I'd been trying to keep myself far, far away from Memory Lane, but it was impossible to stay fully impartial. I didn't know exactly how many nights had resolved with ten-year-old me hiding my mother from my father, but it felt like a dozen at least. He'd always apologized in the mornings. Sometimes, he'd cried. I would watch them make up and feel the deepest confusion. On one hand, I had hated the man who could give my mother bruises, who could come at me with an alien fury in his eyes, like I was the enemy and he was still at war. On the other, there was nothing I could do—he was still my Pop. Plus, it'd been so long ago. All of that had stopped when I was in middle school, even if the fear lingered.

I knew the Pastor wouldn't do well in prison. But perhaps he belonged in some kind of...other place. Some place where they could help an old soldier get back to himself. Some place where he couldn't hurt anyone. I didn't have to think about it too hard, and I didn't have to confuse it with love. I simply nodded.

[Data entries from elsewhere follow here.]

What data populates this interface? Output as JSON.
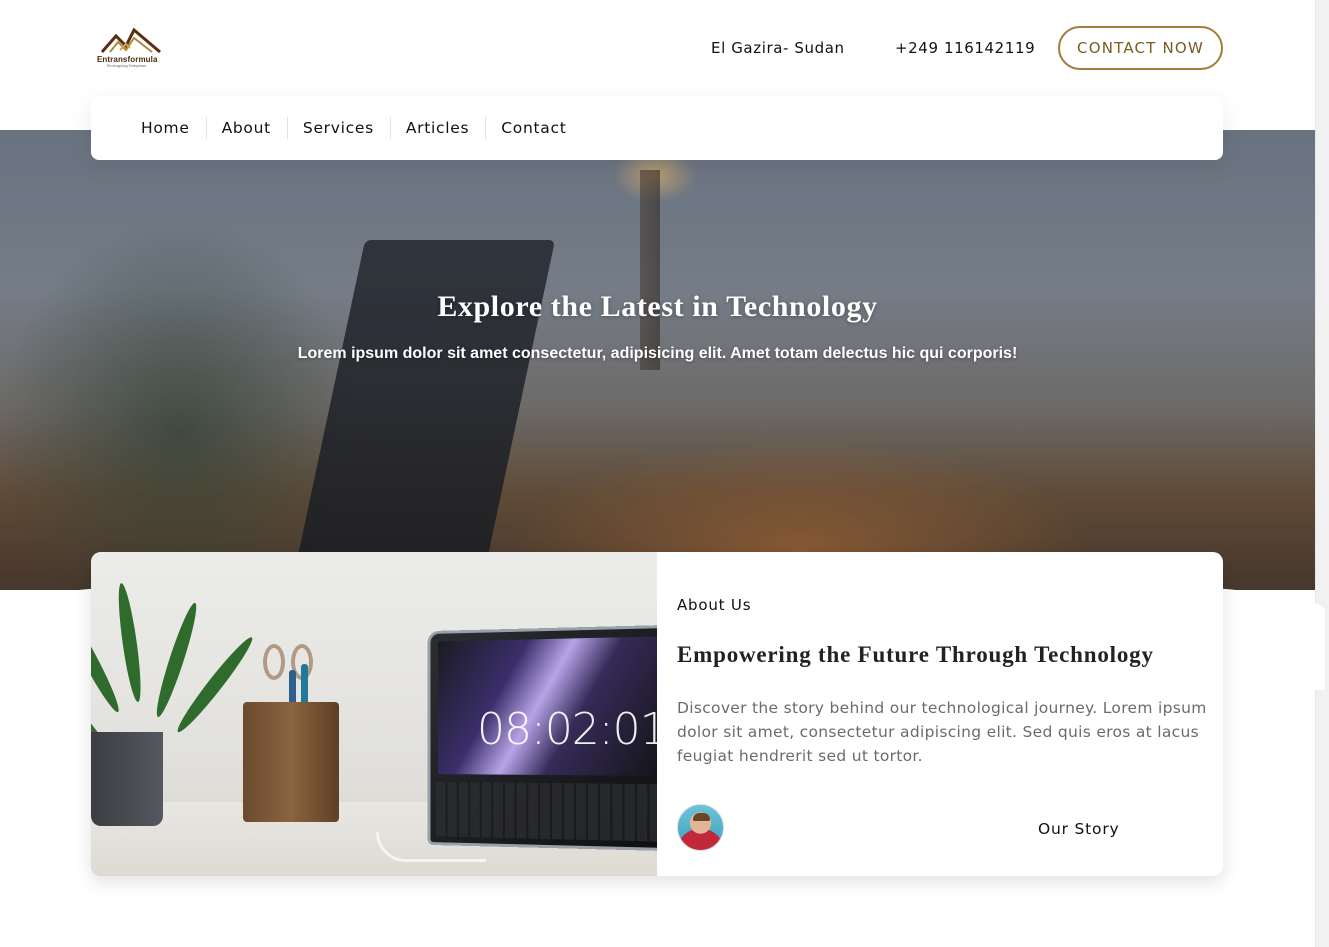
{
  "brand": {
    "name": "Entransformula",
    "tagline": "Re-imagining Enterprises",
    "accent_color": "#a07d38",
    "logo_icon": "mountain-logo-icon"
  },
  "header": {
    "location": "El Gazira- Sudan",
    "phone": "+249 116142119",
    "contact_label": "CONTACT NOW"
  },
  "nav": {
    "items": [
      {
        "label": "Home"
      },
      {
        "label": "About"
      },
      {
        "label": "Services"
      },
      {
        "label": "Articles"
      },
      {
        "label": "Contact"
      }
    ]
  },
  "hero": {
    "title": "Explore the Latest in Technology",
    "subtitle": "Lorem ipsum dolor sit amet consectetur, adipisicing elit. Amet totam delectus hic qui corporis!"
  },
  "about": {
    "eyebrow": "About Us",
    "title": "Empowering the Future Through Technology",
    "text": "Discover the story behind our technological journey. Lorem ipsum dolor sit amet, consectetur adipiscing elit. Sed quis eros at lacus feugiat hendrerit sed ut tortor.",
    "clock_reading": "08:02:01",
    "link_label": "Our Story"
  }
}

“If that's what you need to do, I'll support you,” I said. This seemed to mollify the pacing she-tiger. Her eyes softened.

“Look, this is a really shitty situation. We're going to think long and hard, before...”

“I understand.”

“And if you're willing to cooperate, then...”

“I understand.”

“He understands,” piped up a voice I recognized. I couldn't help but smile, though I knew it was inappropriate. Ash hovered at the top of the rickety staircase, looking exhausted, but somehow lovely as ever. She wore ratty jeans and a snug band t-shirt (The Pixies), and her shorter hair fell across her face in lanky waves. It looked good without the highlights, I thought. Not that I super cared either way.